A quick conversation with my wife brought forward some concerns today. She told me she is really lonely, and basically said I dont do anything with her. She said I dont talk to her, dont sit with her and so on.Mentally she says she is feeling better and wants to make the most of that, even if her body wont let her.
She wants us to try and get our relationship back on track. And I agreed, and am trying to think of ways to do that. But i am realising that I dont think it is possible. I’m not sure we have anything in common any more, apart from our children and living together. I want to be out doing things, but we cant do that together.
I struggle with the TV being on all the time, so am probably spending more time in other rooms not in front of the latest inane game show. I get frustrated with her hearing loss, and the requests to repeat what I said. I get frustrated with the feeling that whenever I say I am down, or under the weather, she will always trump it. Bad day at work – the response will be ‘at least you can go to work’. Frustrated on the roads – ‘at least you can drive, imagine what it is like not to be able to’. And i understand all of these things, which makes my anxiety and depression worse.
At times, all I want is some human interaction – a hug, someone to hold me when I feel down.
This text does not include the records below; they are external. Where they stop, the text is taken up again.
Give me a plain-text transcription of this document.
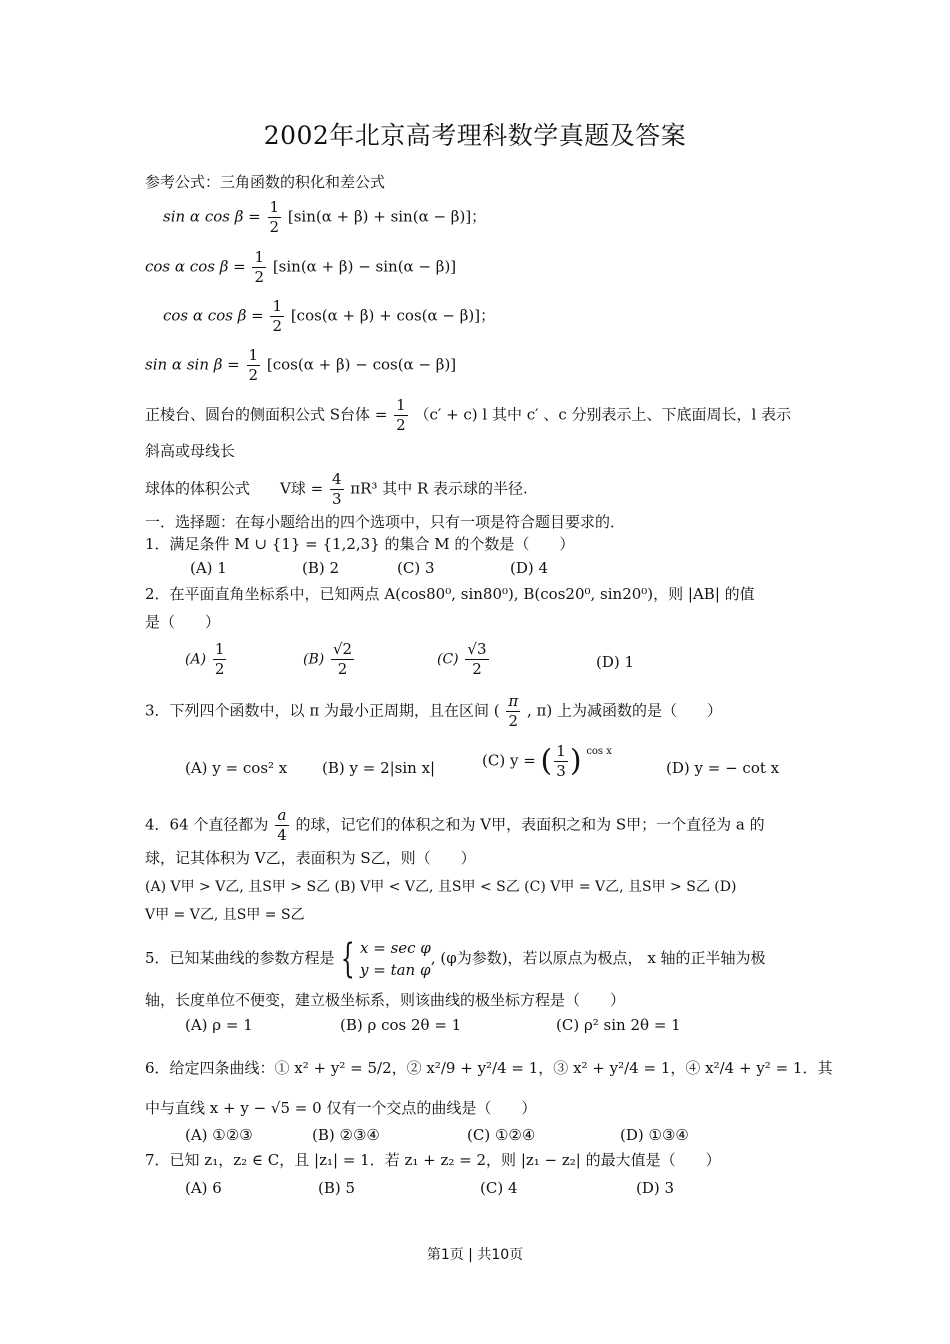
2002年北京高考理科数学真题及答案
参考公式：三角函数的积化和差公式
sin α $\cos \beta = \frac{1}{2} [\sin(\alpha + \beta) + \sin(\alpha - \beta)]$；
cos α $\cos \beta = \frac{1}{2} [\sin(\alpha + \beta) - \sin(\alpha - \beta)]$
cos α $\cos \beta = \frac{1}{2} [\cos(\alpha + \beta) + \cos(\alpha - \beta)]$；
sin α $\sin \beta = \frac{1}{2} [\cos(\alpha + \beta) - \cos(\alpha - \beta)]$
正棱台、圆台的侧面积公式 S台体 = $\frac{1}{2} (c' + c)$ l 其中 c′ 、c 分别表示上、下底面周长，l 表示
斜高或母线长
球体的体积公式　　V球 = $\frac{4}{3} \pi R^3$ 其中 R 表示球的半径.
一．选择题：在每小题给出的四个选项中，只有一项是符合题目要求的．
1．满足条件 M ∪ {1} = {1,2,3} 的集合 M 的个数是（　　）
(A) 1	(B) 2	(C) 3	(D) 4
2．在平面直角坐标系中，已知两点 A(cos80⁰, sin80⁰), B(cos20⁰, sin20⁰)，则 |AB| 的值
是（　　）
$(A) \frac{1}{2}$	$(B) \frac{√2}{2}$	$(C) \frac{√3}{2}$	(D) 1
3．下列四个函数中，以 π 为最小正周期，且在区间 ( $\frac{\pi}{2}$ , π) 上为减函数的是（　　）
(A) y = cos² x (B) y = 2|sin x|	(C) y = ( $\frac{1}{3}$ ) $^{cos x}$
(D) y = − cot x
4．64 个直径都为 $\frac{a}{4}$ 的球，记它们的体积之和为 V甲，表面积之和为 S甲；一个直径为 a 的
球，记其体积为 V乙，表面积为 S乙，则（　　）
(A) V甲 > V乙, 且S甲 > S乙 (B) V甲 < V乙, 且S甲 < S乙 (C) V甲 = V乙, 且S甲 > S乙 (D)
V甲 = V乙, 且S甲 = S乙
5．已知某曲线的参数方程是 { x = sec φ
y = tan φ
, (φ为参数)，若以原点为极点， x 轴的正半轴为极
轴，长度单位不便变，建立极坐标系，则该曲线的极坐标方程是（　　）
(A) ρ = 1	(B) ρ cos 2θ = 1	(C) ρ² sin 2θ = 1
6．给定四条曲线：① x² + y² = 5/2，② x²/9 + y²/4 = 1，③ x² + y²/4 = 1，④ x²/4 + y² = 1．其
中与直线 x + y − √5 = 0 仅有一个交点的曲线是（　　）
(A) ①②③	(B) ②③④	(C) ①②④	(D) ①③④
7．已知 z₁，z₂ ∈ C，且 |z₁| = 1．若 z₁ + z₂ = 2，则 |z₁ − z₂| 的最大值是（　　）
(A) 6	(B) 5	(C) 4	(D) 3
第1页 | 共10页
But I worry that trying that with my wife will hurt her. The physical attraction has gone with the destruction of her body. The chances of any kind of sexual relationship has long gone.
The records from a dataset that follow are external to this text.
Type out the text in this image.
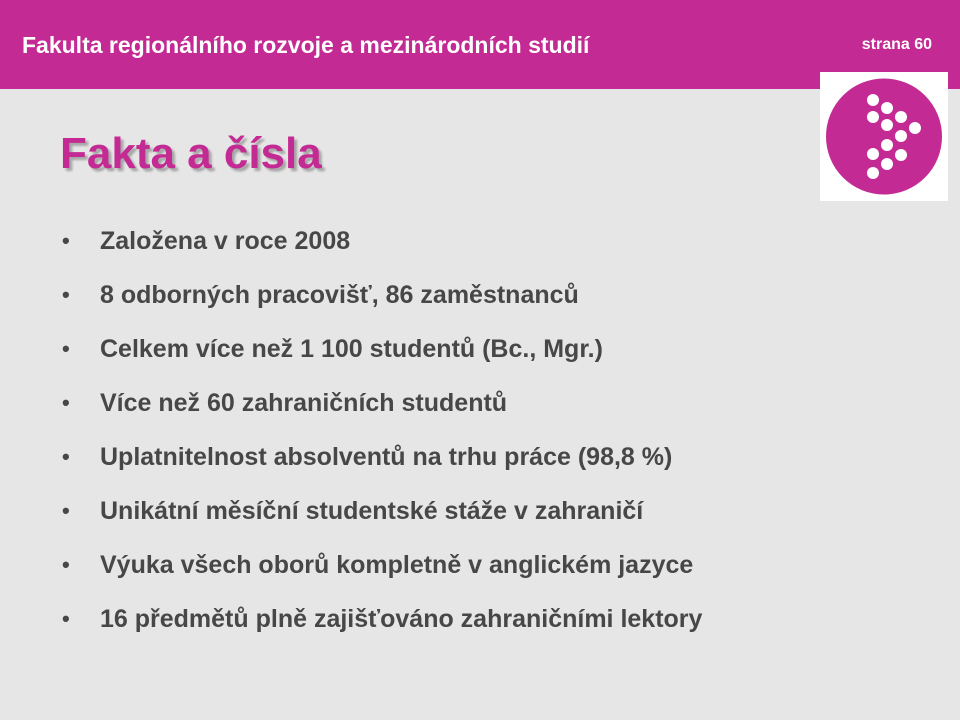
Fakulta regionálního rozvoje a mezinárodních studií	strana 60
Fakta a čísla
•	Založena v roce 2008
•	8 odborných pracovišť, 86 zaměstnanců
•	Celkem více než 1 100 studentů (Bc., Mgr.)
•	Více než 60 zahraničních studentů
•	Uplatnitelnost absolventů na trhu práce (98,8 %)
•	Unikátní měsíční studentské stáže v zahraničí
•	Výuka všech oborů kompletně v anglickém jazyce
•	16 předmětů plně zajišťováno zahraničními lektory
And so I am now wondering what we can find to try and fix our relationship. How do we have quality time together when we cant go out on a date, or have a romantic meal, or even go for a walk? I just dont know.
We are now drifting along, barely talking, just existing in the same house. At times, even the very fact I am sleeping in the bed next to her means that she is disturbed, so I sleep in a separate room on occasion. How can a relationship come back from everything we have been through? What tricks can we do to salvage our love?